The Iveragh Peninsula is rimmed by the famous roadway called the Ring of Kerry. One of the following views was advertised as the best view in Ireland. They charged 8 euro (about 11 bucks) per person. Loveliness is not cheap.
At the very western tip of the Ring of Kerry, we picnicked on a beach and looked out at the Skelig Islands. While surfers rode the waves, right behind them a half dozen gannets plummeted from the sky before our eyes like arrows into the bay.
The gannets were too fast for the camera lens, but we did manage to catch this human being.
Farther north near the Burren are the Cliffs of Moher, the most visited national park in all of Ireland, certainly in the running for “Ireland’s Loveliest View.”

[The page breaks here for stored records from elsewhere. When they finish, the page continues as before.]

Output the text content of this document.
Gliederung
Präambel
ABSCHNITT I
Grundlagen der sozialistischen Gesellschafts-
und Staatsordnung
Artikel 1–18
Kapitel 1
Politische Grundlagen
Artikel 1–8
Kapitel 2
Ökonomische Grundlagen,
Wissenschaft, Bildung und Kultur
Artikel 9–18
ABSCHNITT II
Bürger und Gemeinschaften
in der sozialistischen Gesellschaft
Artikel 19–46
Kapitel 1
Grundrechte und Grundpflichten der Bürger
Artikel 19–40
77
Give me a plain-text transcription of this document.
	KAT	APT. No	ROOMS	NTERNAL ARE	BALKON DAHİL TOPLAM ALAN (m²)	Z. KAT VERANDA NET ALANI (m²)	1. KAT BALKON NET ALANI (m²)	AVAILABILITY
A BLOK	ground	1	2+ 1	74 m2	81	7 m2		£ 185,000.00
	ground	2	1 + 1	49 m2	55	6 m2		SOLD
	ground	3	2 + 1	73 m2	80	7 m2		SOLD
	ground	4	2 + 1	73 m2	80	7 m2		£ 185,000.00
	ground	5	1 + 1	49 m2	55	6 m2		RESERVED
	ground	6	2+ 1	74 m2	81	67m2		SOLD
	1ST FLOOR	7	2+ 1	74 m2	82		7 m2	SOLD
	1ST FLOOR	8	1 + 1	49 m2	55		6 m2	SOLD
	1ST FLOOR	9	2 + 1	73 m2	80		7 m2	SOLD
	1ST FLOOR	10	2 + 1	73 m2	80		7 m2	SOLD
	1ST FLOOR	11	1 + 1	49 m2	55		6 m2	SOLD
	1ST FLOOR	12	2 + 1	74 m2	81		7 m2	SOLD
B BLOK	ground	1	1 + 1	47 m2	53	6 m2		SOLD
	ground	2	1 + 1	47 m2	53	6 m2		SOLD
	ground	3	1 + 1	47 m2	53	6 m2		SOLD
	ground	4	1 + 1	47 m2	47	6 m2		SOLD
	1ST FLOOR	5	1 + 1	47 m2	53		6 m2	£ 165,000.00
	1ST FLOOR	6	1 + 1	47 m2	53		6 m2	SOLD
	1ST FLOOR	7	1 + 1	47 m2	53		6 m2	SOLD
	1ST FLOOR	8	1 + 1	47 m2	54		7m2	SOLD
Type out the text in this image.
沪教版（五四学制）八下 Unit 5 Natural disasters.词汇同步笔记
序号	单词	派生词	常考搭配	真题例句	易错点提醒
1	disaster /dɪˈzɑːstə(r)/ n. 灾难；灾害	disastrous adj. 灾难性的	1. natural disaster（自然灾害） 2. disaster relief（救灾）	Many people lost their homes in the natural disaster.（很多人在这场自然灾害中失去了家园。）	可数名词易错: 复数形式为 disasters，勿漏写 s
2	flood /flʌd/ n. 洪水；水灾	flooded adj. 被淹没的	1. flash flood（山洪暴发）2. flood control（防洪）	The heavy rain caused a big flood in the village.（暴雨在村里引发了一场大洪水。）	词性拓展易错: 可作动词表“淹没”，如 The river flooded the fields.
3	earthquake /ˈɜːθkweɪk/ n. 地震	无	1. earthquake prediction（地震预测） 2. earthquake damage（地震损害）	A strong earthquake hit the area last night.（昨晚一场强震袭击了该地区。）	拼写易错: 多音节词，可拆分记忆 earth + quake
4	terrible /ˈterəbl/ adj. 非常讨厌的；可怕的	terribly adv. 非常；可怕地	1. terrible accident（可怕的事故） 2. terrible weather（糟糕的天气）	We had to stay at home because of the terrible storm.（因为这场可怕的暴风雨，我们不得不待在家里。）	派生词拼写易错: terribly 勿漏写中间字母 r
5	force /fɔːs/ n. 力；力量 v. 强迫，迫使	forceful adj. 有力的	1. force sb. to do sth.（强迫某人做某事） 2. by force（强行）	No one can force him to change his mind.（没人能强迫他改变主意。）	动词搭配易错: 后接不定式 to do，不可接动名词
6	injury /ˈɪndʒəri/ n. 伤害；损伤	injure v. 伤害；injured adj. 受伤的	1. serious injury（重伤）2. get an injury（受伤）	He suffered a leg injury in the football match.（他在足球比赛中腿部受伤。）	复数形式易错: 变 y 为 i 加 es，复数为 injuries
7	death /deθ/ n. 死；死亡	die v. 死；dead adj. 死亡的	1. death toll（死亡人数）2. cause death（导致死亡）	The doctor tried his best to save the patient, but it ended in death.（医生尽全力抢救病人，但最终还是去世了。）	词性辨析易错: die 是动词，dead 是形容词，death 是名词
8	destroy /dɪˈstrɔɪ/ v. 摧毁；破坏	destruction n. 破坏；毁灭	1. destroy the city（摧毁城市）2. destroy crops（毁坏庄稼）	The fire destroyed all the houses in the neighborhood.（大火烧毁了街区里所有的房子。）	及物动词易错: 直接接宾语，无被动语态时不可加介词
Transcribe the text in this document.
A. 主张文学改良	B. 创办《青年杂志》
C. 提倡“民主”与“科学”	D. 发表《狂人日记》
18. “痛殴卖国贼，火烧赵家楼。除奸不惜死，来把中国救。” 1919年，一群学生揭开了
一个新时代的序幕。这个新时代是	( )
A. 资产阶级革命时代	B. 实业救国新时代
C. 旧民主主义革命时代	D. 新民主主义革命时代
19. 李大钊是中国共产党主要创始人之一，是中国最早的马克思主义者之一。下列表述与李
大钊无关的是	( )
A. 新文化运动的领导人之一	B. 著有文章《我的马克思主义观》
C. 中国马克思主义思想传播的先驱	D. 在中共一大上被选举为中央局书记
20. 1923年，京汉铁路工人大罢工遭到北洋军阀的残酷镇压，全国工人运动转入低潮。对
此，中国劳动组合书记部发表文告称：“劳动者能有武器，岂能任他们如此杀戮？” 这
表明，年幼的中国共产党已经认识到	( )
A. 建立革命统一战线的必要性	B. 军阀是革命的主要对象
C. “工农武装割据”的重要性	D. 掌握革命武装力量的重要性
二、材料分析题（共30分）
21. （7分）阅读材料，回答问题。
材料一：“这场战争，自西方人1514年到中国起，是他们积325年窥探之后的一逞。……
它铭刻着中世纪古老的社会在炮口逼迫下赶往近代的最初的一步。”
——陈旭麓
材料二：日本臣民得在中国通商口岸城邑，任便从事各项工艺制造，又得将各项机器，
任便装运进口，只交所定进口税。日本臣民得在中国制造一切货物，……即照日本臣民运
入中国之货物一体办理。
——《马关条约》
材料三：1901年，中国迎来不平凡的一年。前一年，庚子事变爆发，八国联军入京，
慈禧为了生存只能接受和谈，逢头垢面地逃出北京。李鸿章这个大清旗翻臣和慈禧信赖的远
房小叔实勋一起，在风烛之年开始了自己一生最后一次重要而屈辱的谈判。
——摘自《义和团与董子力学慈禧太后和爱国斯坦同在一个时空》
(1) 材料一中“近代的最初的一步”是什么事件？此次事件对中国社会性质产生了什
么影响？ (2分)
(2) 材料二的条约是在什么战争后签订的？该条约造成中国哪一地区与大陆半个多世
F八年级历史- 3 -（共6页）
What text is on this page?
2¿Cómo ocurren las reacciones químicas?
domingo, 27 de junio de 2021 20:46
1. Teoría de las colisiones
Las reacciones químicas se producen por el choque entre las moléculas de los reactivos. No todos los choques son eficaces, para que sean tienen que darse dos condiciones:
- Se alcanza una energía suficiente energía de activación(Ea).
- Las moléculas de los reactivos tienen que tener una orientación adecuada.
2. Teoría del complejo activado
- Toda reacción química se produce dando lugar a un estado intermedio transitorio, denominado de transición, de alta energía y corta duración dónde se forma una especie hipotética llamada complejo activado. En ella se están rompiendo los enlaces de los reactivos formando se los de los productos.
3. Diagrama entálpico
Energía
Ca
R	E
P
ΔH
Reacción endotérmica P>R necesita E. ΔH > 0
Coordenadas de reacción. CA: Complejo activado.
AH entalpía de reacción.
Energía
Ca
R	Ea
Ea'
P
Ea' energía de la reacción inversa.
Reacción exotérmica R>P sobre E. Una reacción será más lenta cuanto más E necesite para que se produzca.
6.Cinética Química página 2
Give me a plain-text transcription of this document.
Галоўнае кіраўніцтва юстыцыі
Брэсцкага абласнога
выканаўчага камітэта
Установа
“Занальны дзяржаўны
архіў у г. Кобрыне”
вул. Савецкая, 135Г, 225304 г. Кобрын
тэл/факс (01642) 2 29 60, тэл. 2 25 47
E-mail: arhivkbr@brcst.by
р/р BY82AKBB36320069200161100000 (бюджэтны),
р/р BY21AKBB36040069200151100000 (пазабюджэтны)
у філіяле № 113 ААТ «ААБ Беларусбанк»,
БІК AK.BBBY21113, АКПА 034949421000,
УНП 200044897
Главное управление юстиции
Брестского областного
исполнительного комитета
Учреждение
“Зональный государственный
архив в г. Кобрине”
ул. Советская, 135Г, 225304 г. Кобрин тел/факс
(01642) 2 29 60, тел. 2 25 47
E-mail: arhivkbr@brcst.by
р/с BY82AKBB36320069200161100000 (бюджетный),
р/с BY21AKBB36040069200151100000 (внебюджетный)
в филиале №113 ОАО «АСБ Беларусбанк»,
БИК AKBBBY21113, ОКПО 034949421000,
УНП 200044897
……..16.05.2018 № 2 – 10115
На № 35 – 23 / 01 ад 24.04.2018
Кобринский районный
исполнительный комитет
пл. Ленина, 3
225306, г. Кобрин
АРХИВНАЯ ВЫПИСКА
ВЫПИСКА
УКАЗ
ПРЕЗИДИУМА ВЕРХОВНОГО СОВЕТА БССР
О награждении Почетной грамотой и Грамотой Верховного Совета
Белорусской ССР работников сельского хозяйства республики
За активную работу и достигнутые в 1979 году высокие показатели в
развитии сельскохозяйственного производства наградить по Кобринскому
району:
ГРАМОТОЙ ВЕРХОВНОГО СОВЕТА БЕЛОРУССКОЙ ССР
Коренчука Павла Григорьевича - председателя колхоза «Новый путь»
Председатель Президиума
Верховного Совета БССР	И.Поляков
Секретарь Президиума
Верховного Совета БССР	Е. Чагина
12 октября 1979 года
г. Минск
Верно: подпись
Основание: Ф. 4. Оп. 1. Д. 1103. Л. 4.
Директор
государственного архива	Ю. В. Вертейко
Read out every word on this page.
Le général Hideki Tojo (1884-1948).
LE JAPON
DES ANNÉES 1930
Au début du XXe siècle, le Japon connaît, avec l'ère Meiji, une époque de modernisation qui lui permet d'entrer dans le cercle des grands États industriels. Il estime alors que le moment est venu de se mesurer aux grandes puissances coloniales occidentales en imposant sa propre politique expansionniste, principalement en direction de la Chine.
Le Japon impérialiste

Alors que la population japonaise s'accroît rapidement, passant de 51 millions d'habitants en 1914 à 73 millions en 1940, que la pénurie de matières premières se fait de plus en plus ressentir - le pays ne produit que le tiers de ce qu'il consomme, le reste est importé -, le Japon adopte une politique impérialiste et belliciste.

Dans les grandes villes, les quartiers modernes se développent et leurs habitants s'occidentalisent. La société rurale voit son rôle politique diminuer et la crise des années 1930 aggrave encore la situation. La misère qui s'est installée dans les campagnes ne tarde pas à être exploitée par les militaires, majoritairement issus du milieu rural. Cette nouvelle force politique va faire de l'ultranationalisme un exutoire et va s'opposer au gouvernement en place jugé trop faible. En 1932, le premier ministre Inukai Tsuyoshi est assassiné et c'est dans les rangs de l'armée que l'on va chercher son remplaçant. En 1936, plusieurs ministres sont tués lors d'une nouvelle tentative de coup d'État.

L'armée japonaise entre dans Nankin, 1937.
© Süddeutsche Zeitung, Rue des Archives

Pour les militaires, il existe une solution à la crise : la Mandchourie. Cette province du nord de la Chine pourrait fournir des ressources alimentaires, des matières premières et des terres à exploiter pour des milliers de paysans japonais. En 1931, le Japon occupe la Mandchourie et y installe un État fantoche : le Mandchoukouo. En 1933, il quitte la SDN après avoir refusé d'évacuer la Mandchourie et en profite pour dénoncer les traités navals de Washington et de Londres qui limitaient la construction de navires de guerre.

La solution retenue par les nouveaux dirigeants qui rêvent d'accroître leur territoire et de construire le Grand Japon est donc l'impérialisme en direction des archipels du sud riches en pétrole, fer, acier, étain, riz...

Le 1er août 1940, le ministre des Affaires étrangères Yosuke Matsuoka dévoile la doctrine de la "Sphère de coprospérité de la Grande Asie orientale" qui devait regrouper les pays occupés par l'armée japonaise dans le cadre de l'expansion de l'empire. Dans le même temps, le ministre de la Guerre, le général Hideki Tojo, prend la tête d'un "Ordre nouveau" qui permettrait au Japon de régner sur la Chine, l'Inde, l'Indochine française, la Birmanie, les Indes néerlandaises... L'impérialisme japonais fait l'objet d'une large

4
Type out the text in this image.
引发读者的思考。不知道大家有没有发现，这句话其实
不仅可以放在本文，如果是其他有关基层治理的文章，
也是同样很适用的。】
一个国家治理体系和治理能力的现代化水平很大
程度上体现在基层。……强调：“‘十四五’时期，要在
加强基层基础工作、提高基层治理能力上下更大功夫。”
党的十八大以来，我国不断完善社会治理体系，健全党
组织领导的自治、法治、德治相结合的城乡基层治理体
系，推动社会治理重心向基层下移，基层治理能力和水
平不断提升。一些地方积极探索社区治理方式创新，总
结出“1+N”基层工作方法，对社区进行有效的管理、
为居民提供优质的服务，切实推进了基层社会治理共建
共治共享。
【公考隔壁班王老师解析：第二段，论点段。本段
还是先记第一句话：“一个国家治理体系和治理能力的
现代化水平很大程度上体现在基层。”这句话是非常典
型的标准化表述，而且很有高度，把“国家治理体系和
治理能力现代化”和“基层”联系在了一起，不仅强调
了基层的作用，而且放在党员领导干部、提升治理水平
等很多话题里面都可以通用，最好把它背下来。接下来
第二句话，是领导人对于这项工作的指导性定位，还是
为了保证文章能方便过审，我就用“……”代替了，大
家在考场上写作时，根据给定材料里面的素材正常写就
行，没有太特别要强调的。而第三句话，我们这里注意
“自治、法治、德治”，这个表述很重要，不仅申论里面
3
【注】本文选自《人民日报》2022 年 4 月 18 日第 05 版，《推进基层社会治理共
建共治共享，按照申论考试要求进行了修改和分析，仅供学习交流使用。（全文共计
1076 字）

Then, of course, there are the Aran Islands and the Connemara, the photos of which I’m reluctant to enter into this post for fear that the computer’s aesthetic wow-o-meter will overload, bursting a seam in the fragile fabric of cyberspace.
Folks fond of music may well have heard of the town of Doolin. People from all over the world travel there to see Irish trad music of the highest quality — for the price of a Guinness or a Murphys (they seem to swing both ways in Doolin). After getting blissed out on the Cliffs of Moher, we needed a place to hyperventilate, and Doolin was just down the road. Doolin’ is not Nashville…or London….or Paris. This music mecca is a village populated by just over 500 folks clustered around a tiny piece of Irish coastline. We left our Nissan rental car where it had a spectacular view of the Atlantic and slipped into Gus O’Connor’s pub for some Euro 2012 soccer and trad music. We ordered up some veggie pub food (chips and chips), and settled in to watch Italy play England, while Irish music drifted in from the adjacent room. There was definitely ambivalence in my loyalties. We’d spent a long time in both Italy and England. The couple to our right was from Genoa — their loyalties were clear. The guy I chatted with at the bar when I ordered another Bulmer’s (I never did get the hang of swilling beer) was an English tourist. There was a small cohort of English tourists. But everyone else in this pub was Irish, and as soon as the game started it was as though the contest was between the army of Gaelic commander Hugh O’Neill and the forces of Queen Elizabeth I. When England went down in a shootout after regular (and overtime) play resulted in a scoreless tie (validating my complaints about this aspect of soccer in a previous post), there was utter pandemonium at O’Connors. The Irish were happier about the English loss than the Italian couple was about their team’s victory. Ireland does not have a good soccer team; Ireland was defeated decisively by Croatia, a country that has existed as a nation for less than two decades. Unlike America, to which so many Irish have emigrated, or the kingdom on the other side of the Irish Sea that lost its soccer game to the Italians, Ireland is not a great military or economic power. It is so much more than this; it is a cultural and aesthetic treasure. After the game, we listened to a trio of truly talented Irish musicians do one of the things the Irish can do like no one else — play jigs and reels that music lovers from all of the world travel to hear.
At 10:30 pm we were driving back to Galway, basking in the glow of the music and the deep twilight that framed the outlines of a coastline so spectacular that it overwhelms the capacity of the English language. Of course, there is another language that was born in this part of the world — the Irish language. If there’s any hope of capturing this land and these people, I think that’s where it must lie. As they say in Irish, “Is fearr Gaeilge briste, ná Béarla clíste” (Bad Irish is better than clever English).